Gushing British gas to be harnessed for clean power
LONDON (Reuters) - Britain could soon harness the flow of high pressure gas from fields into the national pipeline network to generate carbon-free electricity, after the government confirmed its support for the clean energy on Friday.
The geopressure technology's main backer in Britain, 2oc, is working with network operator National Grid to generate up to a gigawatt of power in this way by 2010, equivalent to the output of a large nuclear power station.
The method, which uses the surge of gas into the network to drive turbines and make electricity, had been facing possible exclusion as part of an overhaul of Britain's Renewables Obligation (RO) scheme to support clean energy.
But the government said on Friday the technology would continue to get support as it tries to boost Britain's tiny renewable energy sector to meet tough European Union targets.

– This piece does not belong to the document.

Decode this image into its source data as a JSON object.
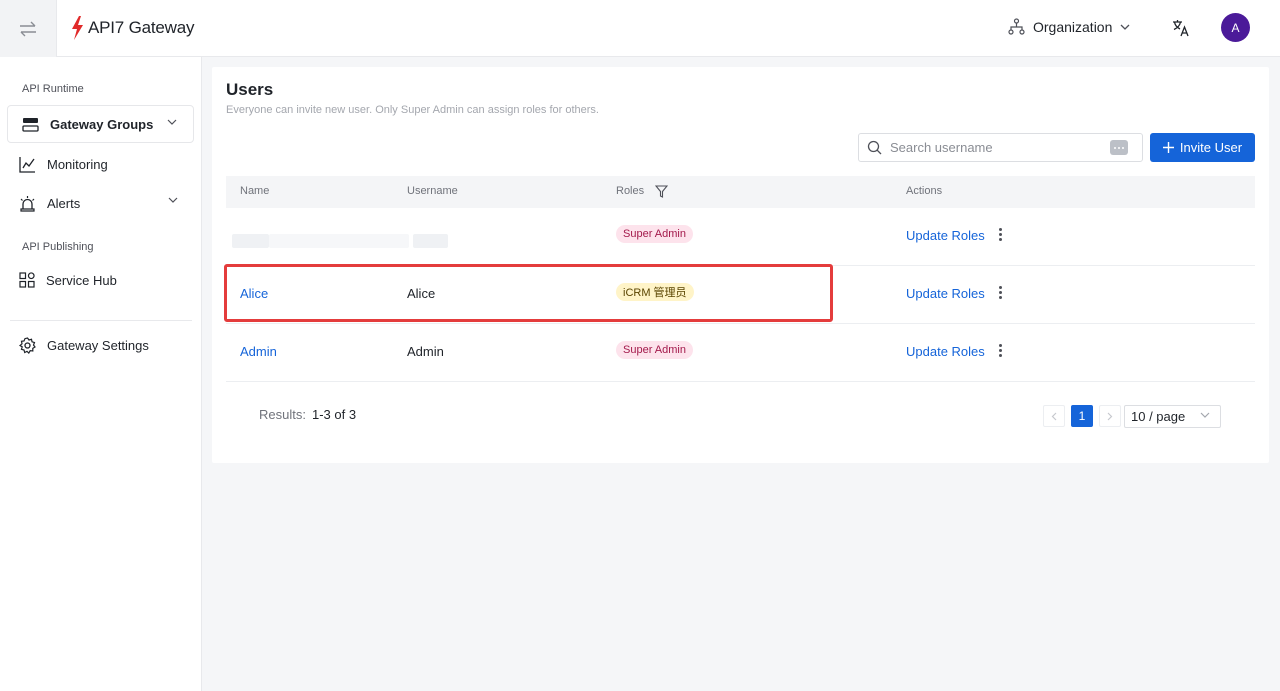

"Geopressure has the potential to be a low-carbon energy source which will help the UK in meeting its ambitious targets to cut carbon emissions," energy minister Malcolm Wicks said in a statement.

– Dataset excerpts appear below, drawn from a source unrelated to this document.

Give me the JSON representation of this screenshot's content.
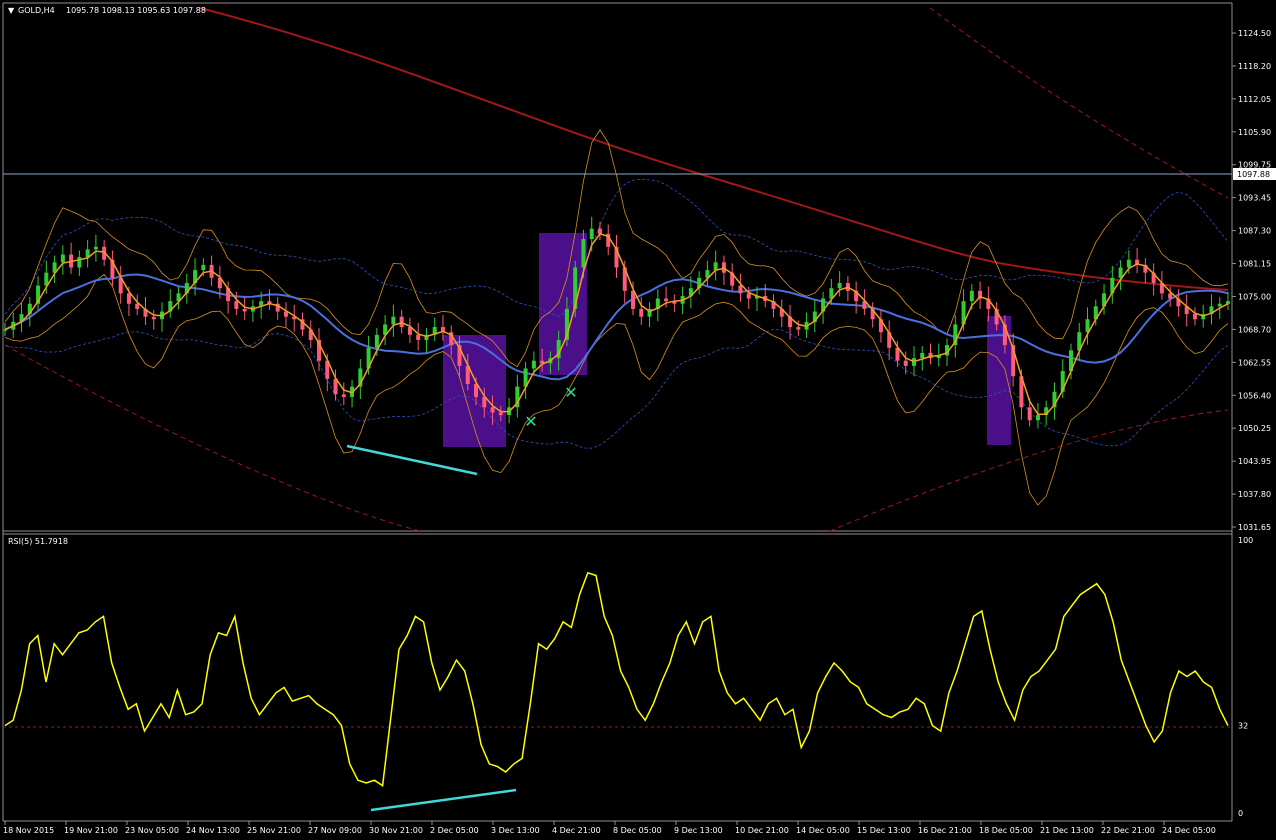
{
  "window": {
    "symbol_label": "GOLD,H4",
    "ohlc_label": "1095.78 1098.13 1095.63 1097.88",
    "dropdown_icon": "triangle-down-icon"
  },
  "price_panel": {
    "price_axis_ticks": [
      "1124.50",
      "1118.20",
      "1112.05",
      "1105.90",
      "1099.75",
      "1093.45",
      "1087.30",
      "1081.15",
      "1075.00",
      "1068.70",
      "1062.55",
      "1056.40",
      "1050.25",
      "1043.95",
      "1037.80",
      "1031.65"
    ],
    "current_price": "1097.88"
  },
  "rsi_panel": {
    "label": "RSI(5) 51.7918",
    "axis_ticks": [
      "100",
      "32",
      "0"
    ],
    "level": 32
  },
  "time_axis": [
    "18 Nov 2015",
    "19 Nov 21:00",
    "23 Nov 05:00",
    "24 Nov 13:00",
    "25 Nov 21:00",
    "27 Nov 09:00",
    "30 Nov 21:00",
    "2 Dec 05:00",
    "3 Dec 13:00",
    "4 Dec 21:00",
    "8 Dec 05:00",
    "9 Dec 13:00",
    "10 Dec 21:00",
    "14 Dec 05:00",
    "15 Dec 13:00",
    "16 Dec 21:00",
    "18 Dec 05:00",
    "21 Dec 13:00",
    "22 Dec 21:00",
    "24 Dec 05:00"
  ],
  "colors": {
    "background": "#000000",
    "bull_candle": "#32cd32",
    "bear_candle": "#ff5a7a",
    "ma_fast": "#f0a020",
    "ma_slow": "#4a70e0",
    "ma_long": "#a01818",
    "bands": "#d89020",
    "bands_outer": "#3050c0",
    "highlight": "#4b0f8a",
    "rsi_line": "#ffff00",
    "trend_line": "#40d8d8",
    "marker": "#20e090"
  },
  "chart_data": {
    "type": "line",
    "price": {
      "ylim": [
        1029.5,
        1130.5
      ],
      "values": [
        1068.0,
        1069.5,
        1071.0,
        1073.0,
        1076.5,
        1079.0,
        1081.0,
        1082.5,
        1080.0,
        1082.0,
        1083.5,
        1084.0,
        1081.5,
        1078.0,
        1075.0,
        1073.0,
        1072.0,
        1070.5,
        1070.0,
        1071.5,
        1073.5,
        1075.0,
        1077.0,
        1079.5,
        1080.5,
        1078.0,
        1076.0,
        1073.5,
        1072.0,
        1071.5,
        1072.5,
        1073.5,
        1073.0,
        1071.5,
        1070.5,
        1070.0,
        1068.0,
        1066.0,
        1062.0,
        1058.5,
        1055.5,
        1055.0,
        1057.0,
        1060.5,
        1064.5,
        1067.0,
        1069.0,
        1070.5,
        1068.5,
        1067.0,
        1066.0,
        1067.0,
        1068.5,
        1067.5,
        1065.0,
        1061.0,
        1057.5,
        1055.0,
        1053.0,
        1052.0,
        1051.5,
        1053.0,
        1057.0,
        1060.5,
        1062.0,
        1061.5,
        1062.5,
        1066.0,
        1072.0,
        1080.0,
        1085.5,
        1087.5,
        1086.5,
        1084.0,
        1080.0,
        1075.5,
        1072.0,
        1070.5,
        1072.0,
        1074.0,
        1073.5,
        1073.0,
        1074.5,
        1076.0,
        1078.0,
        1079.5,
        1081.0,
        1079.0,
        1076.5,
        1075.0,
        1074.0,
        1074.5,
        1073.5,
        1072.0,
        1070.5,
        1068.5,
        1068.0,
        1069.5,
        1071.5,
        1074.0,
        1076.0,
        1077.0,
        1075.5,
        1073.5,
        1072.0,
        1070.0,
        1067.5,
        1064.5,
        1062.0,
        1061.0,
        1062.5,
        1063.5,
        1062.5,
        1063.0,
        1065.0,
        1069.0,
        1073.5,
        1075.5,
        1074.0,
        1072.0,
        1069.0,
        1065.0,
        1059.0,
        1053.0,
        1050.5,
        1051.5,
        1053.0,
        1056.0,
        1060.0,
        1064.0,
        1067.5,
        1070.0,
        1072.5,
        1075.0,
        1078.0,
        1080.0,
        1081.5,
        1080.5,
        1079.0,
        1077.0,
        1075.0,
        1074.0,
        1072.5,
        1071.0,
        1070.0,
        1071.0,
        1072.5,
        1073.0,
        1073.5
      ]
    },
    "rsi": {
      "ylim": [
        0,
        100
      ],
      "values": [
        32,
        34,
        45,
        62,
        65,
        48,
        62,
        58,
        62,
        66,
        67,
        70,
        72,
        55,
        46,
        38,
        40,
        30,
        35,
        40,
        35,
        45,
        36,
        37,
        40,
        58,
        66,
        65,
        72,
        55,
        42,
        36,
        40,
        44,
        46,
        41,
        42,
        43,
        40,
        38,
        36,
        32,
        18,
        12,
        11,
        12,
        10,
        35,
        60,
        65,
        72,
        70,
        55,
        45,
        50,
        56,
        52,
        40,
        25,
        18,
        17,
        15,
        18,
        20,
        40,
        62,
        60,
        64,
        70,
        68,
        80,
        88,
        87,
        72,
        65,
        52,
        46,
        38,
        34,
        40,
        48,
        55,
        65,
        70,
        62,
        70,
        72,
        52,
        44,
        40,
        42,
        38,
        34,
        40,
        42,
        36,
        38,
        24,
        30,
        44,
        50,
        55,
        52,
        48,
        46,
        40,
        38,
        36,
        35,
        37,
        38,
        42,
        40,
        32,
        30,
        44,
        52,
        62,
        72,
        74,
        60,
        48,
        40,
        34,
        45,
        50,
        52,
        56,
        60,
        72,
        76,
        80,
        82,
        84,
        80,
        70,
        56,
        48,
        40,
        32,
        26,
        30,
        44,
        52,
        50,
        52,
        48,
        46,
        38,
        32
      ]
    }
  }
}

"It is an efficient additional use of the gas we will continue to need as part of our energy mix."
Gas flows from subsea fields into the network at such high pressure that pressure reduction stations have to be scattered across the country before it can safely enter British homes.
Geopressure being included in the RO, which helps emerging clean energy technologies to compete with established but dirtier fossil fuel power plants, was welcomed by company chairman Lord Oxburgh.
"The government has helped us to show world leadership in the fight against climate change. We are already talking to a number of partners in the UK and globally who are as keen as we are to exploit this clean, renewable energy," he said.